“This Rain Will Never Stop,” a documentary film by Ukrainian director Alina Gorlova, won the main prize at the Festival dei Popoli in Florence, Italy on Nov. 23.
The documentary chronicles the life of a young Kurdish man who flees with his parents to Ukraine from the war in their native Syria. In Ukraine, he chooses to become a Red Cross volunteer in another conflict: Russia’s war against Ukraine. But his father’s death forces him to return to his homeland.
The film won the best feature documentary award in the international competition of the Festival dei Popoli, or the People’s Festival, one of the world’s oldest documentary film festivals focusing on creative approaches. This year, it was held online because of the COVID-19 pandemic.
The trailer for “This Rain Will Never Stop.”
In its announcement, the festival jury remarked on the history of tragedies in Ukraine: the Holodomor, the Holocaust and Chornobyl.
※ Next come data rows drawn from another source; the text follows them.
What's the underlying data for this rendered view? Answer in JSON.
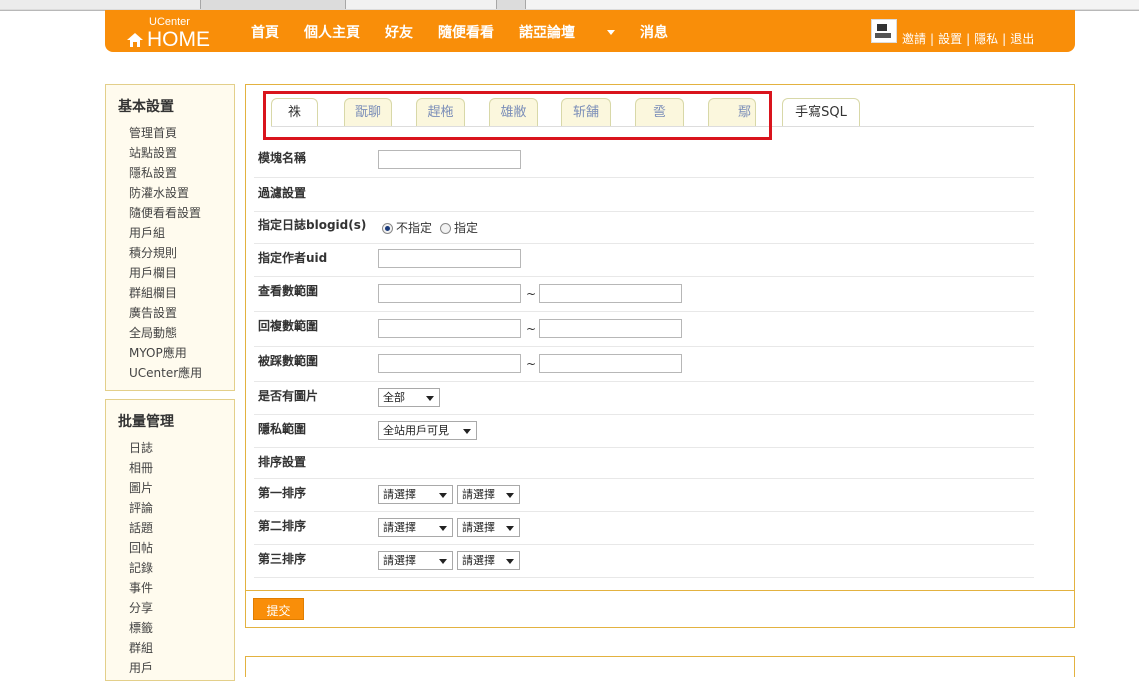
{
  "header": {
    "logo_small": "UCenter",
    "logo_big": "HOME",
    "nav": [
      "首頁",
      "個人主頁",
      "好友",
      "隨便看看",
      "諾亞論壇",
      "消息"
    ],
    "user_links": [
      "邀請",
      "設置",
      "隱私",
      "退出"
    ],
    "separator": "|"
  },
  "sidebar": {
    "group1": {
      "title": "基本設置",
      "items": [
        "管理首頁",
        "站點設置",
        "隱私設置",
        "防灌水設置",
        "隨便看看設置",
        "用戶組",
        "積分規則",
        "用戶欄目",
        "群組欄目",
        "廣告設置",
        "全局動態",
        "MYOP應用",
        "UCenter應用"
      ]
    },
    "group2": {
      "title": "批量管理",
      "items": [
        "日誌",
        "相冊",
        "圖片",
        "評論",
        "話題",
        "回帖",
        "記錄",
        "事件",
        "分享",
        "標籤",
        "群組",
        "用戶"
      ]
    }
  },
  "tabs": [
    "祩",
    "翫聊",
    "趕柂",
    "雄敝",
    "斩舗",
    "巹",
    "鄢",
    "手寫SQL"
  ],
  "form": {
    "module_name_label": "模塊名稱",
    "filter_label": "過濾設置",
    "blogid_label": "指定日誌blogid(s)",
    "blogid_options": [
      "不指定",
      "指定"
    ],
    "uid_label": "指定作者uid",
    "view_range_label": "查看數範圍",
    "reply_range_label": "回複數範圍",
    "trace_range_label": "被踩數範圍",
    "range_sep": "~",
    "has_pic_label": "是否有圖片",
    "has_pic_value": "全部",
    "privacy_label": "隱私範圍",
    "privacy_value": "全站用戶可見",
    "order_label": "排序設置",
    "order1_label": "第一排序",
    "order2_label": "第二排序",
    "order3_label": "第三排序",
    "select_placeholder": "請選擇"
  },
  "submit_label": "提交",
  "colors": {
    "brand": "#f98e09",
    "highlight_box": "#d9141d"
  }
}
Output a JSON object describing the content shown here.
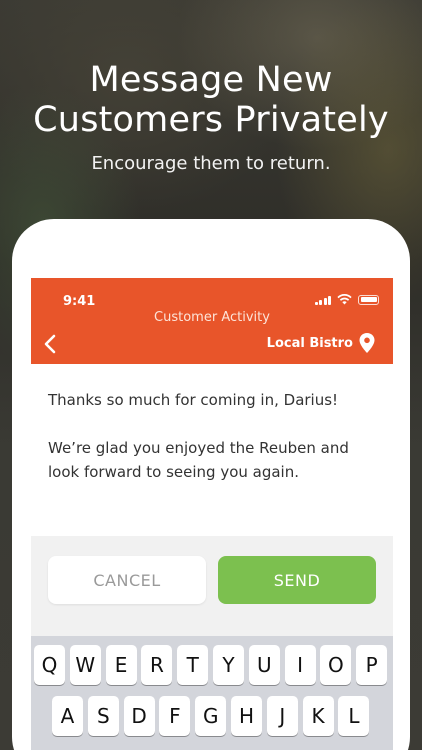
{
  "promo": {
    "headline_line1": "Message New",
    "headline_line2": "Customers Privately",
    "subheadline": "Encourage them to return."
  },
  "status_bar": {
    "time": "9:41"
  },
  "app_bar": {
    "title": "Customer Activity",
    "location_name": "Local Bistro",
    "accent_color": "#e8552a"
  },
  "message": {
    "line1": "Thanks so much for coming in, Darius!",
    "line2": "We’re glad you enjoyed the Reuben and",
    "line3": "look forward to seeing you again."
  },
  "actions": {
    "cancel_label": "CANCEL",
    "send_label": "SEND",
    "send_color": "#7cc04f"
  },
  "keyboard": {
    "row1": [
      "Q",
      "W",
      "E",
      "R",
      "T",
      "Y",
      "U",
      "I",
      "O",
      "P"
    ],
    "row2": [
      "A",
      "S",
      "D",
      "F",
      "G",
      "H",
      "J",
      "K",
      "L"
    ]
  }
}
It also characterized today’s Ukraine as “a transit territory to the refuge for the migrants, victims of the wars deployed around (the world) from Donbas to Syria.”
“‘The Rain Will Never Stop’ depicts the dark aura of this place tortured by history using strong black-and-white images which remind of the great school of the non-fiction Soviet cinema,” the jury said in a statement.
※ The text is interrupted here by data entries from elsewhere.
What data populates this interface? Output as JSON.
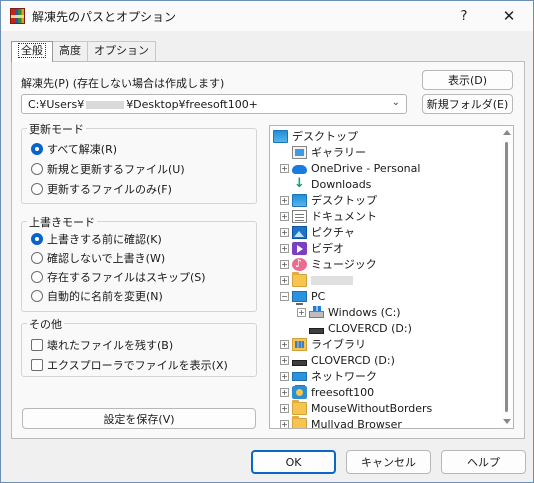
{
  "window": {
    "title": "解凍先のパスとオプション",
    "help": "?",
    "close": "✕"
  },
  "tabs": [
    {
      "label": "全般"
    },
    {
      "label": "高度"
    },
    {
      "label": "オプション"
    }
  ],
  "dest": {
    "label": "解凍先(P) (存在しない場合は作成します)",
    "path_prefix": "C:¥Users¥",
    "path_suffix": "¥Desktop¥freesoft100+",
    "show_button": "表示(D)",
    "new_folder_button": "新規フォルダ(E)"
  },
  "update_mode": {
    "title": "更新モード",
    "options": [
      {
        "label": "すべて解凍(R)",
        "selected": true
      },
      {
        "label": "新規と更新するファイル(U)",
        "selected": false
      },
      {
        "label": "更新するファイルのみ(F)",
        "selected": false
      }
    ]
  },
  "overwrite_mode": {
    "title": "上書きモード",
    "options": [
      {
        "label": "上書きする前に確認(K)",
        "selected": true
      },
      {
        "label": "確認しないで上書き(W)",
        "selected": false
      },
      {
        "label": "存在するファイルはスキップ(S)",
        "selected": false
      },
      {
        "label": "自動的に名前を変更(N)",
        "selected": false
      }
    ]
  },
  "other": {
    "title": "その他",
    "options": [
      {
        "label": "壊れたファイルを残す(B)",
        "checked": false
      },
      {
        "label": "エクスプローラでファイルを表示(X)",
        "checked": false
      }
    ]
  },
  "save_settings_button": "設定を保存(V)",
  "tree": [
    {
      "label": "デスクトップ",
      "icon": "desktop-icon"
    },
    {
      "label": "ギャラリー",
      "icon": "gallery-icon"
    },
    {
      "label": "OneDrive - Personal",
      "icon": "cloud-icon"
    },
    {
      "label": "Downloads",
      "icon": "download-icon"
    },
    {
      "label": "デスクトップ",
      "icon": "desktop-icon"
    },
    {
      "label": "ドキュメント",
      "icon": "document-icon"
    },
    {
      "label": "ピクチャ",
      "icon": "pictures-icon"
    },
    {
      "label": "ビデオ",
      "icon": "video-icon"
    },
    {
      "label": "ミュージック",
      "icon": "music-icon"
    },
    {
      "label": "",
      "icon": "folder-icon"
    },
    {
      "label": "PC",
      "icon": "pc-icon"
    },
    {
      "label": "Windows (C:)",
      "icon": "windows-drive-icon"
    },
    {
      "label": "CLOVERCD (D:)",
      "icon": "drive-icon"
    },
    {
      "label": "ライブラリ",
      "icon": "library-icon"
    },
    {
      "label": "CLOVERCD (D:)",
      "icon": "drive-icon"
    },
    {
      "label": "ネットワーク",
      "icon": "network-icon"
    },
    {
      "label": "freesoft100",
      "icon": "freesoft-icon"
    },
    {
      "label": "MouseWithoutBorders",
      "icon": "folder-icon"
    },
    {
      "label": "Mullvad Browser",
      "icon": "folder-icon"
    }
  ],
  "footer": {
    "ok": "OK",
    "cancel": "キャンセル",
    "help": "ヘルプ"
  },
  "colors": {
    "accent": "#0c66c7",
    "window_bg": "#f0f0f0",
    "panel_bg": "#f9f9f9"
  }
}
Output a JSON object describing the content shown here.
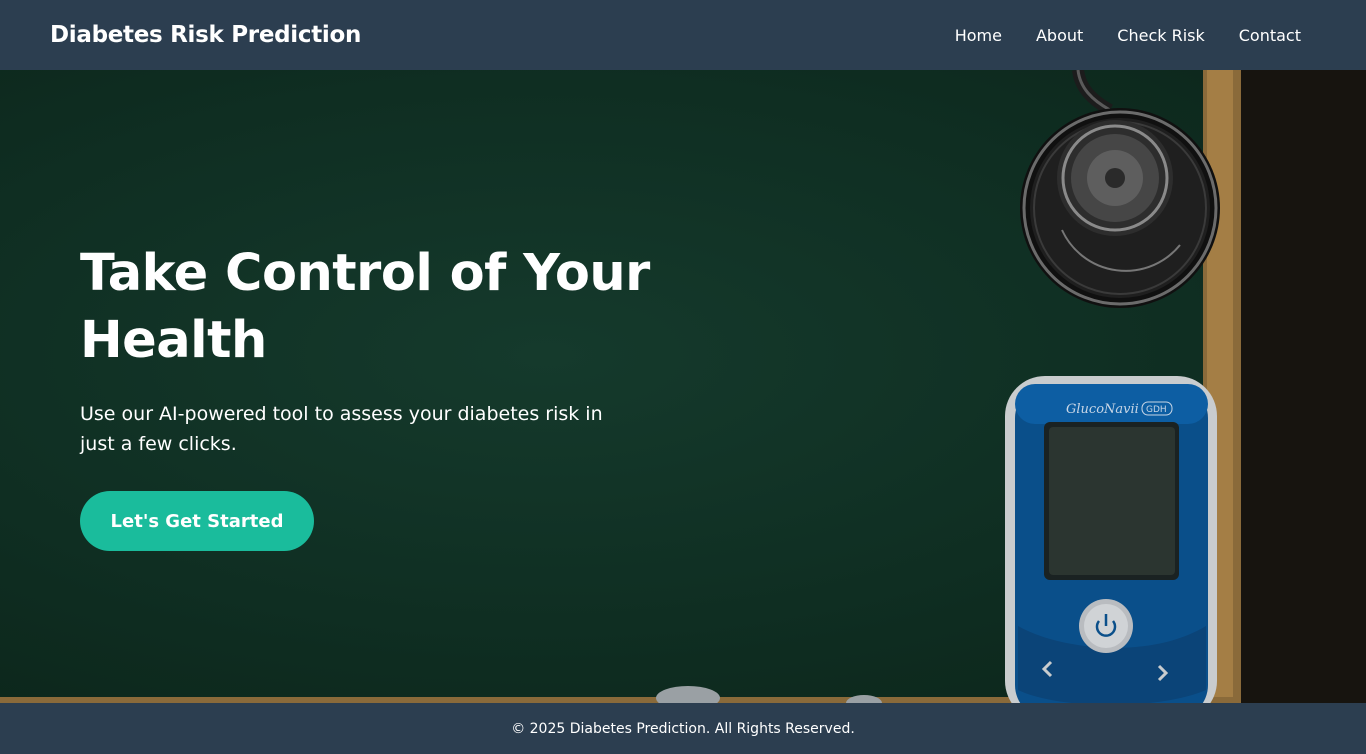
{
  "navbar": {
    "brand": "Diabetes Risk Prediction",
    "links": [
      "Home",
      "About",
      "Check Risk",
      "Contact"
    ]
  },
  "hero": {
    "title": "Take Control of Your Health",
    "subtitle": "Use our AI-powered tool to assess your diabetes risk in just a few clicks.",
    "cta_label": "Let's Get Started",
    "meter_brand": "GlucoNavii",
    "meter_model": "GDH"
  },
  "footer": {
    "text": "© 2025 Diabetes Prediction. All Rights Reserved."
  },
  "colors": {
    "navbar_bg": "#2c3e50",
    "accent": "#1abc9c",
    "hero_bg": "#0f2e22"
  },
  "icons": [
    "power-icon",
    "chevron-left-icon",
    "chevron-right-icon"
  ]
}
Gorlova worked on the film for four years. She first planned it as a short film, but later developed it into a full feature after pitching the idea to Ukraine’s Docudays UA International Documentary Human Rights Film Festival.
“This is the first victory for the film,” Gorlova told the Kyiv Post. “It’s great that the film won in the full-length competition because there were strong films.”
Gorlova’s previous movie is “No Obvious Signs,” a documentary about a Ukrainian servicewoman with post-traumatic stress disorder. In 2018, it won the German MDR TV channel’s prize for outstanding Eastern European film at the DOK Leipzig festival. In Ukraine, it took the main prize at Docudays UA that year.
“This Rain Will Never Stop” is a co-production of Ukraine, Latvia, Germany and Qatar. Ukraine’s State Film Agency funded much of the film’s budget – Hr 2.2 million ($79,300) out of some Hr 6.5 million ($231,000).
The film premiered at the International Documentary Film Festival Amsterdam, the world’s largest documentary festival, on Nov. 19. The festival is still ongoing and is taking place online, so viewers in the Netherlands can buy a ticket and watch “This Rain Will Never Stop” over the internet until Dec. 6.
“This Rain Will Never Stop” is also competing in the Amsterdam festival’s First Appearance section for emerging filmmakers along with “Everything Will No Be Fine,” another documentary co-produced by Ukraine. The winners will be announced on Nov. 26.
Gorlova hopes that the film’s Ukrainian premiere will be offline in a cinema at Docudays UA in spring 2021.